All kinds of ill health are steadily increasing, from age-adjusted obesity to autism and depression. Anxiety in young adults nearly doubled in the decade pre-pandemic. Type 1 and type 2 diabetes has risen dramatically. Deaths of despair have also risen. There seems to be no actionable plan, ready for implementation, to halt the rising tide of ill health. The numbers are steadily increasing adjusted for age, with some numbers rising faster in the young than in the old.

I find the willpower discussions to be missing the point. Unless there is a plan that we can implement in schools to significantly increase or teach willpower, then it hardly matters whether the will is relevant. The diseased from poor choices and the diseased from poor environment equally hurt the security of the nation, costing trillions from decreased productivity, decreased fertility, and healthcare expenditure. It is curious how much discourse in America is spent quibbling on issues that are so much less important than the health question. Health is something that directly impacts every aspect of the country, not the least of which is the plain happiness and fertility of citizens.

What I would like to see is a harm tax put in place that adds onto every unhealthy item the cost per item of its societal harm: the projected healthcare costs, the loss from intelligent citizens working for corporations that poison us, the projected loss of productivity. Now, this will always be an estimate, but so are many taxes. I think this would largely make sodas prohibitively expensive.
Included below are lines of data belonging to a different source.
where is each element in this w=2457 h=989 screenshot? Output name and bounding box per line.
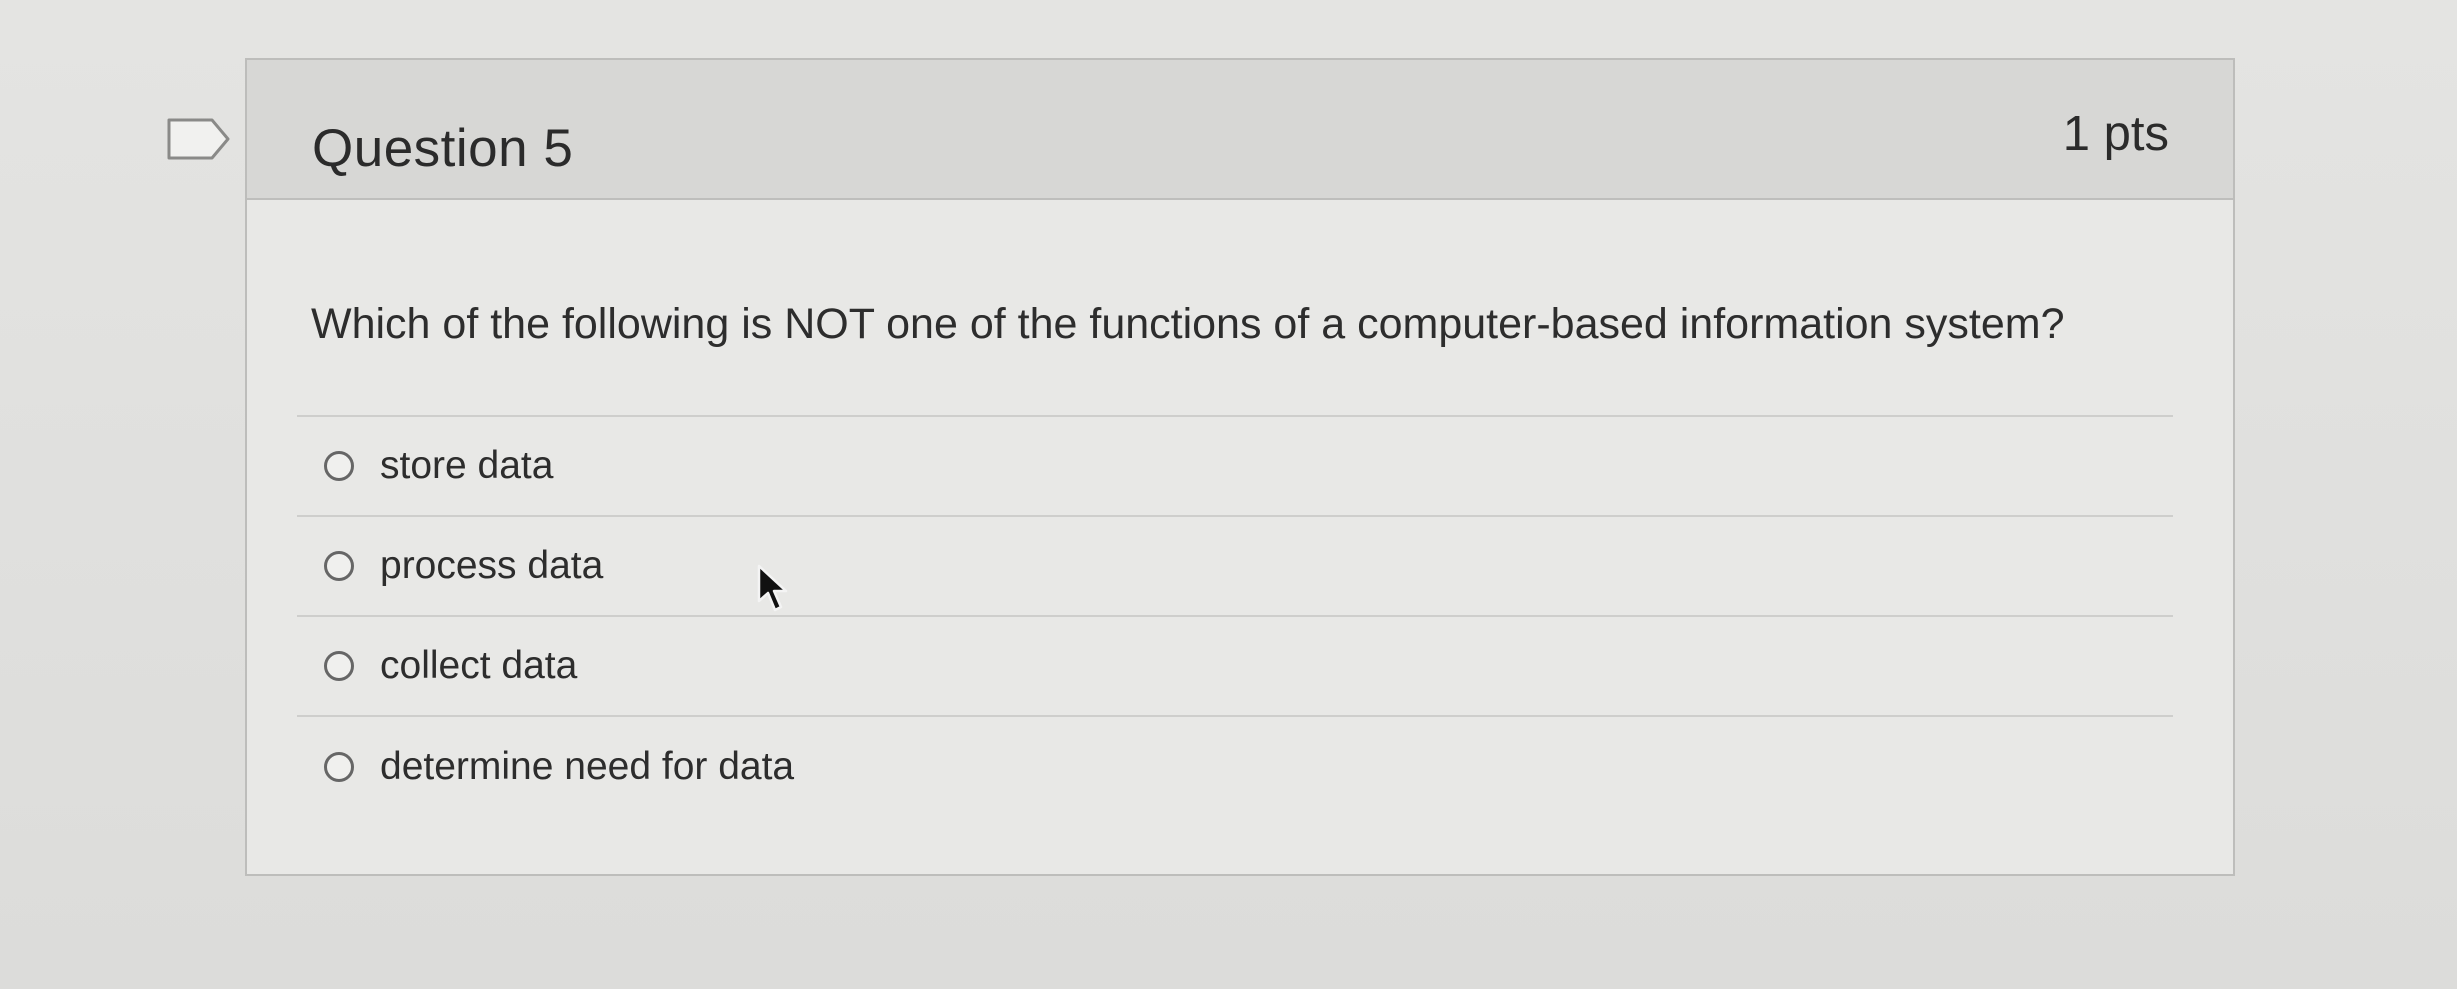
question-card: Question 5 1 pts Which of the following … — [245, 58, 2235, 876]
radio-unselected-icon[interactable] — [324, 752, 354, 782]
answer-option-process-data[interactable]: process data — [297, 517, 2173, 617]
answer-label[interactable]: store data — [380, 444, 553, 488]
answer-label[interactable]: process data — [380, 544, 603, 588]
question-points: 1 pts — [2062, 107, 2169, 161]
radio-unselected-icon[interactable] — [324, 651, 354, 681]
question-header: Question 5 1 pts — [247, 60, 2233, 200]
answer-list: store data process data collect data det… — [297, 417, 2173, 817]
answer-option-collect-data[interactable]: collect data — [297, 617, 2173, 717]
answer-label[interactable]: collect data — [380, 644, 577, 688]
answer-option-determine-need[interactable]: determine need for data — [297, 717, 2173, 817]
radio-unselected-icon[interactable] — [324, 551, 354, 581]
question-body: Which of the following is NOT one of the… — [247, 200, 2233, 876]
bookmark-flag-icon[interactable] — [166, 117, 232, 161]
answer-label[interactable]: determine need for data — [380, 745, 794, 789]
radio-unselected-icon[interactable] — [324, 451, 354, 481]
question-text: Which of the following is NOT one of the… — [311, 300, 2065, 348]
question-title: Question 5 — [312, 119, 574, 178]
mouse-pointer-icon — [757, 564, 788, 612]
answer-option-store-data[interactable]: store data — [297, 417, 2173, 517]
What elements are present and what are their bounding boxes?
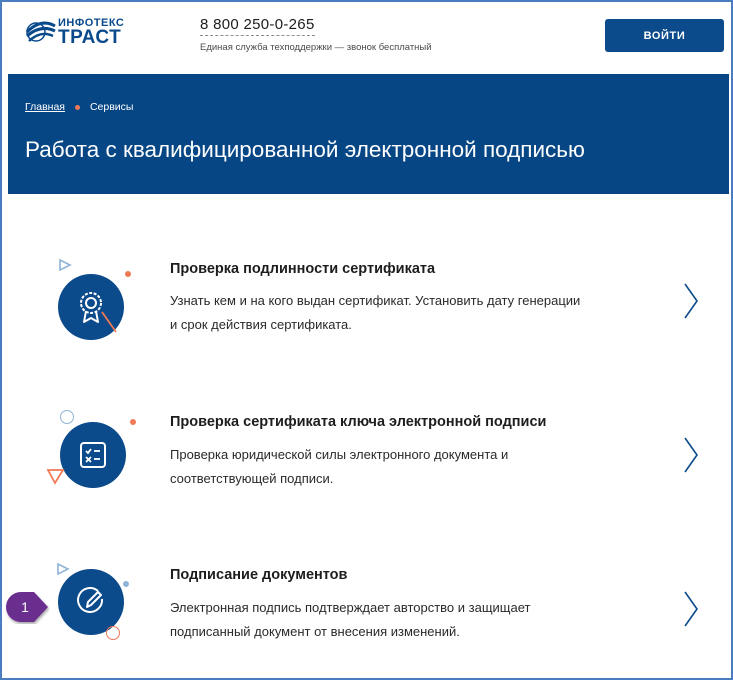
service-item-document-signing[interactable]: Подписание документов Электронная подпис…	[2, 562, 731, 678]
step-callout-marker: 1	[4, 590, 50, 624]
service-title[interactable]: Проверка сертификата ключа электронной п…	[170, 414, 546, 430]
login-button[interactable]: ВОЙТИ	[605, 19, 724, 52]
triangle-decoration-icon	[46, 469, 65, 485]
checklist-icon	[60, 422, 126, 488]
dot-decoration	[125, 271, 131, 277]
ring-decoration	[60, 410, 74, 424]
page-banner: Главная Сервисы Работа с квалифицированн…	[8, 74, 729, 194]
service-icon-group	[46, 408, 138, 508]
logo-mark-icon	[25, 21, 56, 42]
service-icon-group	[48, 562, 138, 662]
service-description: Электронная подпись подтверждает авторст…	[170, 600, 531, 639]
service-icon-group	[48, 254, 138, 354]
support-phone[interactable]: 8 800 250-0-265	[200, 16, 315, 36]
service-item-certificate-check[interactable]: Проверка подлинности сертификата Узнать …	[2, 254, 731, 384]
site-header: ИНФОТЕКС ТРАСТ 8 800 250-0-265 Единая сл…	[2, 2, 731, 74]
logo[interactable]: ИНФОТЕКС ТРАСТ	[24, 16, 134, 50]
triangle-decoration-icon	[57, 562, 70, 576]
breadcrumb-separator-dot	[74, 104, 80, 110]
service-item-key-certificate-check[interactable]: Проверка сертификата ключа электронной п…	[2, 408, 731, 538]
ring-decoration	[106, 626, 120, 640]
browser-frame: ИНФОТЕКС ТРАСТ 8 800 250-0-265 Единая сл…	[0, 0, 733, 680]
breadcrumb: Главная Сервисы	[25, 101, 133, 113]
service-description: Проверка юридической силы электронного д…	[170, 447, 509, 486]
page-title: Работа с квалифицированной электронной п…	[25, 137, 585, 162]
line-decoration-icon	[101, 311, 117, 333]
service-description: Узнать кем и на кого выдан сертификат. У…	[170, 293, 581, 332]
support-caption: Единая служба техподдержки — звонок бесп…	[200, 42, 432, 53]
breadcrumb-current: Сервисы	[89, 101, 134, 113]
breadcrumb-home-link[interactable]: Главная	[25, 101, 65, 113]
chevron-right-icon[interactable]	[682, 436, 700, 474]
dot-decoration	[123, 581, 129, 587]
logo-main-text: ТРАСТ	[58, 27, 122, 48]
service-title[interactable]: Подписание документов	[170, 567, 347, 583]
chevron-right-icon[interactable]	[682, 590, 700, 628]
triangle-decoration-icon	[59, 258, 72, 272]
chevron-right-icon[interactable]	[682, 282, 700, 320]
service-title[interactable]: Проверка подлинности сертификата	[170, 261, 435, 277]
callout-number: 1	[21, 599, 29, 615]
dot-decoration	[130, 419, 136, 425]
It's interesting lumping in type 1 with type 2 diabetes as one of those societal harms that members of society are potentially responsible for even though the best guesses at cause are genetic predisposition with some environmental factor triggering. If anything, the parents should be the ones to be bear the costs (and they do for the most part as with many other hereditary diseases). Why should general healthcare costs be counted as a societal harm? Those costs are typically borne by the same person who made the decision in the first place. Are people not allowed to make poor decisions and then reap the consequences? If the appeal is from the perspective of publicly covered healthcare costs, then that sounds like the mirror of right-wing economic critiques of those options warning that it justifies the state intervening in your personal life decisions to control those costs. Your productivity loss and what looks like opportunity-cost based taxes are indirect forms of the state deciding what a person should be doing with their life rather the tax bill instead of the more direct truncheon. I think Douglas Powers said it best.

Type 1 isn't autoimmune ?

Autoimmune is a description of a mechanism, not the description of the cause. Saying that a person's immune system attacked their vital organs does not explain why the thing happened. Holding society at large accountable would certainly be novel.

Type 1 is majority environmental: https://diabetesjournals.org/diabetes/article/54/suppl_2/S125/12859

It isn’t lifestyle related like Type 2, and nobody’s quite sure what the environmental triggers even are (except that they don’t seem to be present in less industrialized regions- for example, Karelians on the Finnish side of the border have 6x the incidence of those on the Russian side, despite similar diet and genetics…).

Holding society at large accountable actually seems pretty appropriate in this case.